All Conceivable Freedoms


14 burnt photographs (50x60cm each), sound piece (3:17 min), charcoal writing

Documentation photos: Nayara Leite

“[One day this kid] will be subjected to loss of home, civil rights, jobs, and all conceivable freedoms. All this will begin to happen in one or two years when he discovers he desires to place his naked body on the naked body of another boy.”
David Wojnarowicz

The expulsion from their homes by their mothers, fathers, grandparents. The rejection, violence and pain caused by the people who were supposed to love them unconditionally. They were very much loved and cherished throughout their childhood, but this affection promptly turned into hate the moment they revealed their true sexuality. Despite the considerable progress regarding civil rights for homosexuals made these last ten years in Brazil, my home country, the ignorance on this subject there is colossal.

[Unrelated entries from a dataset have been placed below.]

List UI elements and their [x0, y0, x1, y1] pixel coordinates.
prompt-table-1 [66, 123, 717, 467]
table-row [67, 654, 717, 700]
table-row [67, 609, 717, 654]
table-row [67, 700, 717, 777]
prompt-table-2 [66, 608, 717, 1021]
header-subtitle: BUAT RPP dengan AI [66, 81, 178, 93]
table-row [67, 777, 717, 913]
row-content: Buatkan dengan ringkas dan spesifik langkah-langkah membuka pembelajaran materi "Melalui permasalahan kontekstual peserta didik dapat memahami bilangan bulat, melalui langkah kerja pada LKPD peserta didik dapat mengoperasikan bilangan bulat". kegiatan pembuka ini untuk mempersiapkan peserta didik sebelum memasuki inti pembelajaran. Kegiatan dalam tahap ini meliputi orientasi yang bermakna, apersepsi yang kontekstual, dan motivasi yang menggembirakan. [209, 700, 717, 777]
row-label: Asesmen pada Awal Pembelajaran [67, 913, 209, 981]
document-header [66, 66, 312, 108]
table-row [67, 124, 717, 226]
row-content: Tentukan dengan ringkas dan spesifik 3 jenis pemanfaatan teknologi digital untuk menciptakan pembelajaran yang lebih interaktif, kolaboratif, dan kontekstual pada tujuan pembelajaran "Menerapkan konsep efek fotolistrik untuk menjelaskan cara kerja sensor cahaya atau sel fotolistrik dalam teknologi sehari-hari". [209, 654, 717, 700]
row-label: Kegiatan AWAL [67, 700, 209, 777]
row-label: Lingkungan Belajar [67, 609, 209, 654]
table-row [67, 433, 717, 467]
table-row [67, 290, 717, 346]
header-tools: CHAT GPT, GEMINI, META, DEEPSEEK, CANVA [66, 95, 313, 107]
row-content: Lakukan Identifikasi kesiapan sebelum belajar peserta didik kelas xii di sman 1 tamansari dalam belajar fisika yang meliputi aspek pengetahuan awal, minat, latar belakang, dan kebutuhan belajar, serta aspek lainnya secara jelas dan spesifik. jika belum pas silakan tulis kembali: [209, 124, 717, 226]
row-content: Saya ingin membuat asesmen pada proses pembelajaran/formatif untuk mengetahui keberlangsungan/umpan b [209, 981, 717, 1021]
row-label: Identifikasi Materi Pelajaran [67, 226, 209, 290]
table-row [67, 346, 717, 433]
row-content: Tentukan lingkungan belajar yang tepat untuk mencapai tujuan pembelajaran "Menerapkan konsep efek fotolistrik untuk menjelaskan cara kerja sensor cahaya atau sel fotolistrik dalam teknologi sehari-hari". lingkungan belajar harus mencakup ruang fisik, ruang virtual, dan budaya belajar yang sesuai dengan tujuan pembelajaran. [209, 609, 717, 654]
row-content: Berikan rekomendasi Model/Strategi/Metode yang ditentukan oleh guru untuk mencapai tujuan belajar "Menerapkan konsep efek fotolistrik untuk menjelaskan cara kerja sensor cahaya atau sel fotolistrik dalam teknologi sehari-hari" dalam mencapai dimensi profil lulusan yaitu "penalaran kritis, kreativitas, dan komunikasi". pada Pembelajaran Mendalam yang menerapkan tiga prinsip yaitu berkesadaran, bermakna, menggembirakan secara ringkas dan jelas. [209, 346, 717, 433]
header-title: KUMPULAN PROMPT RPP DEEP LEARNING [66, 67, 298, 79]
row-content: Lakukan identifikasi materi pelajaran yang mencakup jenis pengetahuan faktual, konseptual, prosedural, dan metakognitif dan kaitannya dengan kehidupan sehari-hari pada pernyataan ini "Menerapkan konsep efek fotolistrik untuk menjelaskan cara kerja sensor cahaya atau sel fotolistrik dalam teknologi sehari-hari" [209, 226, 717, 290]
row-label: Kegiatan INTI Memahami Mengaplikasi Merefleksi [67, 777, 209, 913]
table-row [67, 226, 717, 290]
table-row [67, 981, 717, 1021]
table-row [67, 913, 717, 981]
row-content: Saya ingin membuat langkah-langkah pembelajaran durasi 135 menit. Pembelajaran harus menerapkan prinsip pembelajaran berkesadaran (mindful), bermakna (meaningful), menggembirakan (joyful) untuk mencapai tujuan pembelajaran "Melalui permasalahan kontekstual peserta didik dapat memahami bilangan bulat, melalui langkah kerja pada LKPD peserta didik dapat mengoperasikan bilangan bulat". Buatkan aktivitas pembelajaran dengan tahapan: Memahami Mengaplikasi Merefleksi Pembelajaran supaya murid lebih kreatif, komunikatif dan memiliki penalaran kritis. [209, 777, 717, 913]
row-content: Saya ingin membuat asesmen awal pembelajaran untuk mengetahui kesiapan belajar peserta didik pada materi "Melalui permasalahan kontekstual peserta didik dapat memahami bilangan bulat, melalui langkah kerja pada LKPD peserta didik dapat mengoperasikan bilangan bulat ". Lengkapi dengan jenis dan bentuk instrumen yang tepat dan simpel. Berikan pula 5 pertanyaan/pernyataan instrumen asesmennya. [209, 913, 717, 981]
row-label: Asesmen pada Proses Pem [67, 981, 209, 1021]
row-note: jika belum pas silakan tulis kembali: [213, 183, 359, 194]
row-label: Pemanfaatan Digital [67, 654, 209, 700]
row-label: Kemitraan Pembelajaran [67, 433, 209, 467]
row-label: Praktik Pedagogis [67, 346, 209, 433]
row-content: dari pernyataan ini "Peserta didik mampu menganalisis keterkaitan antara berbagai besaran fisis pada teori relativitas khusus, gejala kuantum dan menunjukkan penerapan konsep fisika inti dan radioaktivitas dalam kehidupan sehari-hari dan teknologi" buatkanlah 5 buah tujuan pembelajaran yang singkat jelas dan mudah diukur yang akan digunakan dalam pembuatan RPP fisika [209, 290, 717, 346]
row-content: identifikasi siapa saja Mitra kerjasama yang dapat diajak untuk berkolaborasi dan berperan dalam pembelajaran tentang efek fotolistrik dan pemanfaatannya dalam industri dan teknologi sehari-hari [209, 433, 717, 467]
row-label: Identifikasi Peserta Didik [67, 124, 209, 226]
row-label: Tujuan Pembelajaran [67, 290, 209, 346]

By immersing myself into the family archives of six Brazilian homosexuals, I have produced an audiovisual reconstruction of their memories. On the main wall of an enclosed space, photographs from their childhood were displayed. I asked them to send me pictures of happy, meaningful moments of that time and, as a way of evoking all the damage that affected their lives when they came out a few years later, I meticulously burned the photographs. Defacing the parents or grandparents was a choice I made in order to take away their identity – a violent act that can be compared to the cruelty of rejecting your own child or grandchild. One picture is missing in the grid for a reason: one of the interviewees couldn’t provide any photographs as her father had set fire to all her belongings when he found out that she was in love with a woman. On the other walls, I have surrounded the burnt images with handwritten words, these words being the hurtful ones uttered by those who robbed them of the freedom of being themselves inside their own home. The final component in the installation is the sound piece with the powerful testimonies I gathered from the six people. So as to preserve the original language and yet still be understood by an English-speaking audience, the testimonies were recorded in Portuguese and in English.

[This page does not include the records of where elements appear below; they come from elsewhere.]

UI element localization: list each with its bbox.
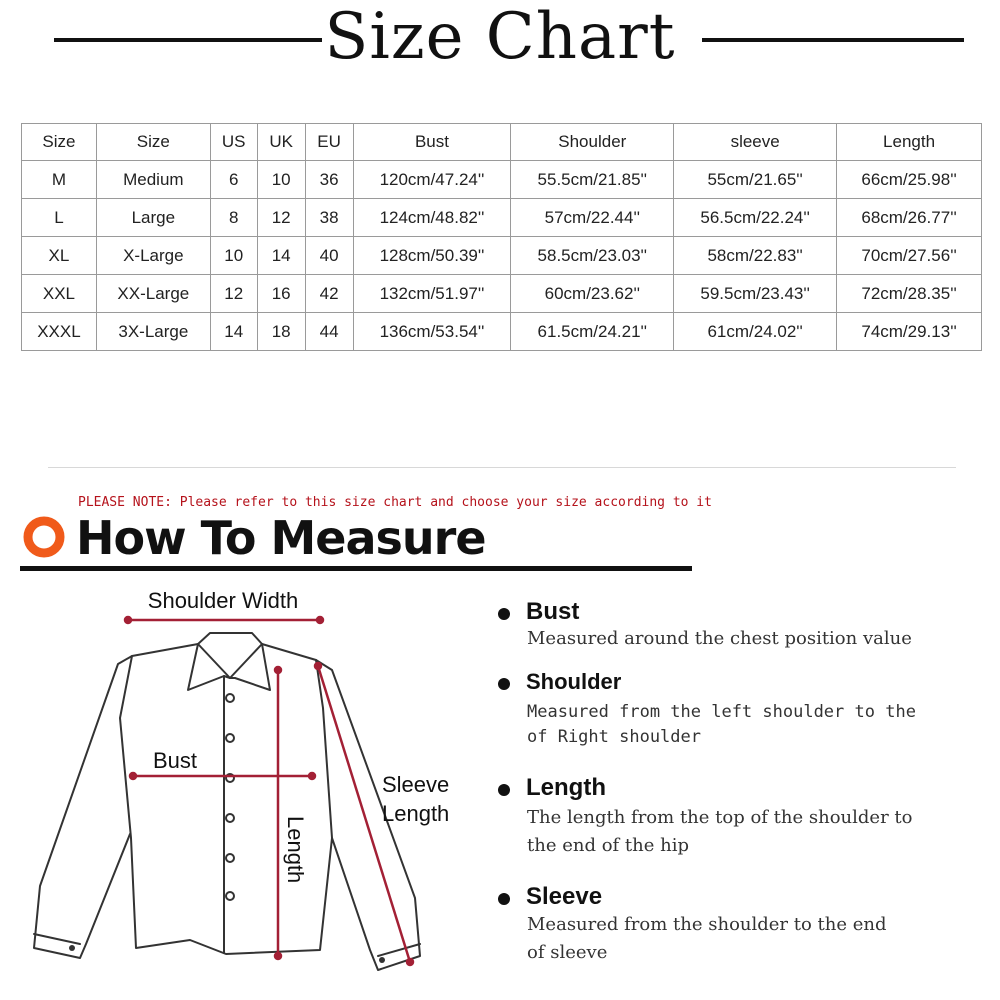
table-cell: 56.5cm/22.24''	[674, 199, 837, 237]
table-cell: 10	[210, 237, 257, 275]
header-cell: US	[210, 124, 257, 161]
table-row	[22, 237, 982, 275]
size-table	[21, 123, 982, 351]
table-cell: 10	[257, 161, 305, 199]
measure-item-desc: Measured from the left shoulder to the	[527, 702, 916, 722]
table-cell: 12	[210, 275, 257, 313]
table-cell: 57cm/22.44''	[511, 199, 674, 237]
bullet-icon	[498, 608, 510, 620]
table-cell: 61cm/24.02''	[674, 313, 837, 351]
header-cell: EU	[305, 124, 353, 161]
table-cell: 40	[305, 237, 353, 275]
size-note: PLEASE NOTE: Please refer to this size chart and choose your size according to it	[78, 495, 712, 510]
header-cell: Length	[837, 124, 982, 161]
shirt-measure-diagram	[20, 578, 470, 1000]
table-cell: 128cm/50.39''	[353, 237, 511, 275]
table-cell: 55.5cm/21.85''	[511, 161, 674, 199]
table-cell: 60cm/23.62''	[511, 275, 674, 313]
table-cell: 42	[305, 275, 353, 313]
table-cell: 68cm/26.77''	[837, 199, 982, 237]
table-cell: 70cm/27.56''	[837, 237, 982, 275]
header-cell: sleeve	[674, 124, 837, 161]
table-cell: Large	[96, 199, 210, 237]
table-cell: XL	[22, 237, 97, 275]
table-cell: 120cm/47.24''	[353, 161, 511, 199]
table-cell: Medium	[96, 161, 210, 199]
measurement-lines	[125, 617, 413, 965]
table-cell: XXL	[22, 275, 97, 313]
table-cell: XX-Large	[96, 275, 210, 313]
page-title: Size Chart	[324, 0, 676, 74]
table-cell: 3X-Large	[96, 313, 210, 351]
table-cell: 58cm/22.83''	[674, 237, 837, 275]
table-cell: 8	[210, 199, 257, 237]
table-cell: 72cm/28.35''	[837, 275, 982, 313]
measure-item-desc: The length from the top of the shoulder to	[527, 807, 913, 828]
table-row	[22, 161, 982, 199]
bust-label: Bust	[153, 748, 198, 773]
table-cell: 74cm/29.13''	[837, 313, 982, 351]
measure-item-desc: of sleeve	[527, 942, 608, 963]
measure-item-title: Bust	[526, 598, 580, 625]
table-cell: 55cm/21.65''	[674, 161, 837, 199]
shirt-outline	[34, 633, 420, 970]
measure-item-title: Shoulder	[526, 669, 622, 694]
shoulder-width-label: Shoulder Width	[147, 588, 299, 613]
bullet-icon	[498, 893, 510, 905]
cuff-button-left	[69, 945, 75, 951]
heading-underline	[20, 566, 692, 571]
title-rule-left	[54, 38, 322, 42]
table-cell: X-Large	[96, 237, 210, 275]
cuff-button-right	[379, 957, 385, 963]
table-cell: 66cm/25.98''	[837, 161, 982, 199]
table-cell: XXXL	[22, 313, 97, 351]
table-row	[22, 313, 982, 351]
header-cell: Size	[22, 124, 97, 161]
bullet-icon	[498, 784, 510, 796]
measure-item-title: Length	[526, 774, 606, 801]
title-rule-right	[702, 38, 964, 42]
table-cell: 18	[257, 313, 305, 351]
table-cell: 59.5cm/23.43''	[674, 275, 837, 313]
table-cell: 6	[210, 161, 257, 199]
table-cell: 38	[305, 199, 353, 237]
table-cell: 58.5cm/23.03''	[511, 237, 674, 275]
table-cell: 14	[210, 313, 257, 351]
table-cell: 12	[257, 199, 305, 237]
section-divider	[48, 467, 956, 468]
table-cell: 14	[257, 237, 305, 275]
header-cell: UK	[257, 124, 305, 161]
table-cell: L	[22, 199, 97, 237]
table-cell: M	[22, 161, 97, 199]
measure-item-desc: the end of the hip	[527, 835, 689, 856]
table-row	[22, 199, 982, 237]
bullet-icon	[498, 678, 510, 690]
table-cell: 36	[305, 161, 353, 199]
measure-item-desc: Measured from the shoulder to the end	[527, 914, 887, 935]
table-header-row	[22, 124, 982, 161]
header-cell: Shoulder	[511, 124, 674, 161]
shirt-buttons	[226, 694, 234, 900]
header-cell: Size	[96, 124, 210, 161]
measure-item-title: Sleeve	[526, 883, 603, 910]
table-row	[22, 275, 982, 313]
table-cell: 136cm/53.54''	[353, 313, 511, 351]
table-cell: 132cm/51.97''	[353, 275, 511, 313]
table-cell: 61.5cm/24.21''	[511, 313, 674, 351]
table-cell: 16	[257, 275, 305, 313]
how-to-measure-heading: How To Measure	[76, 511, 486, 565]
length-label: Length	[283, 816, 308, 884]
measure-item-desc: Measured around the chest position value	[527, 628, 912, 649]
table-cell: 124cm/48.82''	[353, 199, 511, 237]
table-cell: 44	[305, 313, 353, 351]
sleeve-label-line2: Length	[382, 801, 450, 826]
header-cell: Bust	[353, 124, 511, 161]
sleeve-label-line1: Sleeve	[382, 772, 450, 797]
measure-item-desc: of Right shoulder	[527, 727, 701, 747]
orange-ring-icon	[22, 515, 66, 559]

As a Brazilian homosexual myself, I understand what it’s like to live in a place where you are persecuted for loving someone of your own gender. So when I listened to these six people’s stories, my heart bled. I saw their pain and realised how lucky I was for having such a loving and caring family, but couldn’t stop thinking about those who did not. This project is about these people. It is about their struggle to be who they truly are even when their own family tries to deny them this freedom.